Silence again hung between us, thickening the air. Then Poppy laid her hand over mine. I opened my eyes just as she pointed to the sun, now moving quickly, ushering in the new day. I laid my head back against the rough bark, watching a pink haze flood over the barren grove. My skin shivered with the cold. Poppy lifted the blanket next to her to lie over us both.

As soon as the thick woolen blanket had enveloped us in its warmth, her fingers threaded through mine, joining our hands. We watched the sun, until daylight fully arrived.

I felt the need to be honest. Pushing aside my pride, I confessed, “You hurt me.” My voice was coarse and low.

Poppy stiffened.

I didn’t look into her eyes, I couldn’t. Then I added, “You completely broke my heart.”

As the thick clouds cleared, the pink sky turned to blue. As the morning settled in, I felt Poppy move—she was wiping away a tear.

I winced, hating the fact that I had upset her. But she wanted to know why I was pissed 24/7. She wanted to know why I never watched a damn sunrise. She wanted to know why I had changed. That was the truth. And I was learning real fast that sometimes the truth was a bitch.

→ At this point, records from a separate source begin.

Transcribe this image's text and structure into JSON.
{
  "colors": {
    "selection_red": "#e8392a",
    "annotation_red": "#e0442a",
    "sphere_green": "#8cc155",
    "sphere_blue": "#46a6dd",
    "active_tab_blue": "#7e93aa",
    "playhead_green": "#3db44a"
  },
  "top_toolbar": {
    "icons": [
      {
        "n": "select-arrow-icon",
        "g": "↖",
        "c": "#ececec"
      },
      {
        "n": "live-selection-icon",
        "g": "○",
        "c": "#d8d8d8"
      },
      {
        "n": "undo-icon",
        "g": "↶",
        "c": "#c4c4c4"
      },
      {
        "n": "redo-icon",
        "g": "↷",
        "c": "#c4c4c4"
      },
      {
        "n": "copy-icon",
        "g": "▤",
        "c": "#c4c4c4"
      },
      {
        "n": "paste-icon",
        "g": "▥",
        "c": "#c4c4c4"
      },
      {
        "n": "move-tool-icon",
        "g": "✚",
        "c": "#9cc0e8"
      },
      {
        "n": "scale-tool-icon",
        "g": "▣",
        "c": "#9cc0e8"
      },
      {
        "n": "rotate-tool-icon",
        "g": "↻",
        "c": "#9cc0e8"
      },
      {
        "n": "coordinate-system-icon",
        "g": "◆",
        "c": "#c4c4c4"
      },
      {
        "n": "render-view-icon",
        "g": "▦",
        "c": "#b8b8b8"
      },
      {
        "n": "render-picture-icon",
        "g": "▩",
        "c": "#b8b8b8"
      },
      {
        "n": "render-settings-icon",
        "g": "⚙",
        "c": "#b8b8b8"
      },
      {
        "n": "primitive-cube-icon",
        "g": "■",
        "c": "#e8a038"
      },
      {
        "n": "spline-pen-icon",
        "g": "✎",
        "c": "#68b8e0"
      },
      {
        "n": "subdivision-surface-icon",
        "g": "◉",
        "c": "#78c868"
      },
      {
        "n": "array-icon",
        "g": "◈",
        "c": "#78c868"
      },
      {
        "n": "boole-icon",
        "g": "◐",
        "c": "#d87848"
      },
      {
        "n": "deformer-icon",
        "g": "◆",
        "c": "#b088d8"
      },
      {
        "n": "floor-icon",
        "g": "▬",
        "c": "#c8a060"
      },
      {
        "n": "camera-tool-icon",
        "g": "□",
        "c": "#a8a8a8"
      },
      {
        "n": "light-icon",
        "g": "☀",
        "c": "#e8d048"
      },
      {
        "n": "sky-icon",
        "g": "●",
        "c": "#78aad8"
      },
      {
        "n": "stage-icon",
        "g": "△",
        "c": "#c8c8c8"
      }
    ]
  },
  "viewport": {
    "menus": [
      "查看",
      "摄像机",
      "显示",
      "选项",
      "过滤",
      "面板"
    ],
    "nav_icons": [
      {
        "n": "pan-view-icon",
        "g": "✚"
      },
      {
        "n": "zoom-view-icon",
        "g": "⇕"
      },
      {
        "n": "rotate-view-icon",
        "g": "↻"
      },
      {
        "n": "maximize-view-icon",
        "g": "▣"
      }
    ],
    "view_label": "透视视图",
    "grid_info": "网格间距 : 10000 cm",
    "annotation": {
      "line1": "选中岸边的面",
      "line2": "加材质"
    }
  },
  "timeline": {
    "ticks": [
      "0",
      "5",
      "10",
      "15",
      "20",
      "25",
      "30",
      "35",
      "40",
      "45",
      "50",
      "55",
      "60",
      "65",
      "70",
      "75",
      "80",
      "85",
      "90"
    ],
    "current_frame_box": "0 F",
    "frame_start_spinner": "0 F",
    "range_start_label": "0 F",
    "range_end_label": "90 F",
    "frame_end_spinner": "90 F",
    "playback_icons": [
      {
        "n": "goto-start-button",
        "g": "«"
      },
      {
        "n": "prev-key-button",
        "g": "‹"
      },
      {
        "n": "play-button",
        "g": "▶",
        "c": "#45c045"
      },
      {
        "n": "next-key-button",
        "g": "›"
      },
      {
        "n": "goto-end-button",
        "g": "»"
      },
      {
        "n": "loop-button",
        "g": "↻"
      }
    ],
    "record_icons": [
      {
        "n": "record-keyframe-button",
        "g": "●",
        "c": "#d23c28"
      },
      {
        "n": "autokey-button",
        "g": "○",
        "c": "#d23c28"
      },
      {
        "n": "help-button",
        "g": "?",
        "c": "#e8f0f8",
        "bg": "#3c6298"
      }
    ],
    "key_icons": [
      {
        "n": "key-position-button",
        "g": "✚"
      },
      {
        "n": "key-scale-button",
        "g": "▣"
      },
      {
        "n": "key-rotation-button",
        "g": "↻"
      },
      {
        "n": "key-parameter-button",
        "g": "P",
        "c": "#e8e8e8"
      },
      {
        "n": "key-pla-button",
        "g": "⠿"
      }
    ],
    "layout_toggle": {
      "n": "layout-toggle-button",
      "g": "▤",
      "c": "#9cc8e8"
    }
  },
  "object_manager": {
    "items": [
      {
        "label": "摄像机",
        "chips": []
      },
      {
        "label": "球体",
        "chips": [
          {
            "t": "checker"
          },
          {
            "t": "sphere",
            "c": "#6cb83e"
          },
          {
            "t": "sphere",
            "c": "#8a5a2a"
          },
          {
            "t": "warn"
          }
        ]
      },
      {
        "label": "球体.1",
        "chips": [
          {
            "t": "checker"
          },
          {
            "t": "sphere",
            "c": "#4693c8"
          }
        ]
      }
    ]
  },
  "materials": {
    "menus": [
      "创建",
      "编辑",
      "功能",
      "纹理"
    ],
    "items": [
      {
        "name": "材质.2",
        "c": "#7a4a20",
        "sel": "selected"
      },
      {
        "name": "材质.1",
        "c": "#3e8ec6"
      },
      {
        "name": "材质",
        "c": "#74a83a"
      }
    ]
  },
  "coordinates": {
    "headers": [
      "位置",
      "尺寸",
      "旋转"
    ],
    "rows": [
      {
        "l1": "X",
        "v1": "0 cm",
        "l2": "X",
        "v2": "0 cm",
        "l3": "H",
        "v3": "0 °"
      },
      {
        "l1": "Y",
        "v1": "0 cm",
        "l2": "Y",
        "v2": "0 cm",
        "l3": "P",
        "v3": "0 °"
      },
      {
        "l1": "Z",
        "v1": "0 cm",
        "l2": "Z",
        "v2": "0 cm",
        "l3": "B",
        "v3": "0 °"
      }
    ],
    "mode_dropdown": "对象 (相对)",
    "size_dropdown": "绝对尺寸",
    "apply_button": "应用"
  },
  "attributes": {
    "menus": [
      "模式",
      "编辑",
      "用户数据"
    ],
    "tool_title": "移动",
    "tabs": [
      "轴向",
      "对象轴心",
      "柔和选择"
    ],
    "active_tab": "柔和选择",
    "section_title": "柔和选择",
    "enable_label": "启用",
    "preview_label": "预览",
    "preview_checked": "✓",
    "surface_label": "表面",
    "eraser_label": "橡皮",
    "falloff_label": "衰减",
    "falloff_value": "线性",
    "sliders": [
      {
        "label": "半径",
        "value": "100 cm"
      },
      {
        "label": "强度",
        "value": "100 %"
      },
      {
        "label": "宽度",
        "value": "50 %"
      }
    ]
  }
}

Poppy sniffed back a sob, and I lifted my arm and wrapped it around her shoulders. I expected her to resist, but instead she fell gently against my side. She let me hold her close.

I kept my attention on the sky, clenching my jaw as my eyes blurred with tears. I held them back.

“Rune,” Poppy said.

I shook my head. “It doesn’t matter.”

Poppy raised her head and turned my face to hers, her hand on my cheek. “Of course it matters, Rune. I hurt you.” She swallowed her tears. “It was never my intention. I desperately wanted to save you.”

I searched her eyes and I saw it. As much as it had hurt me, as much as her abrupt silence had destroyed me, sent me spiraling into a place I didn’t know how to fight free from, I could see that it was because she had loved me. Had wanted me to move on.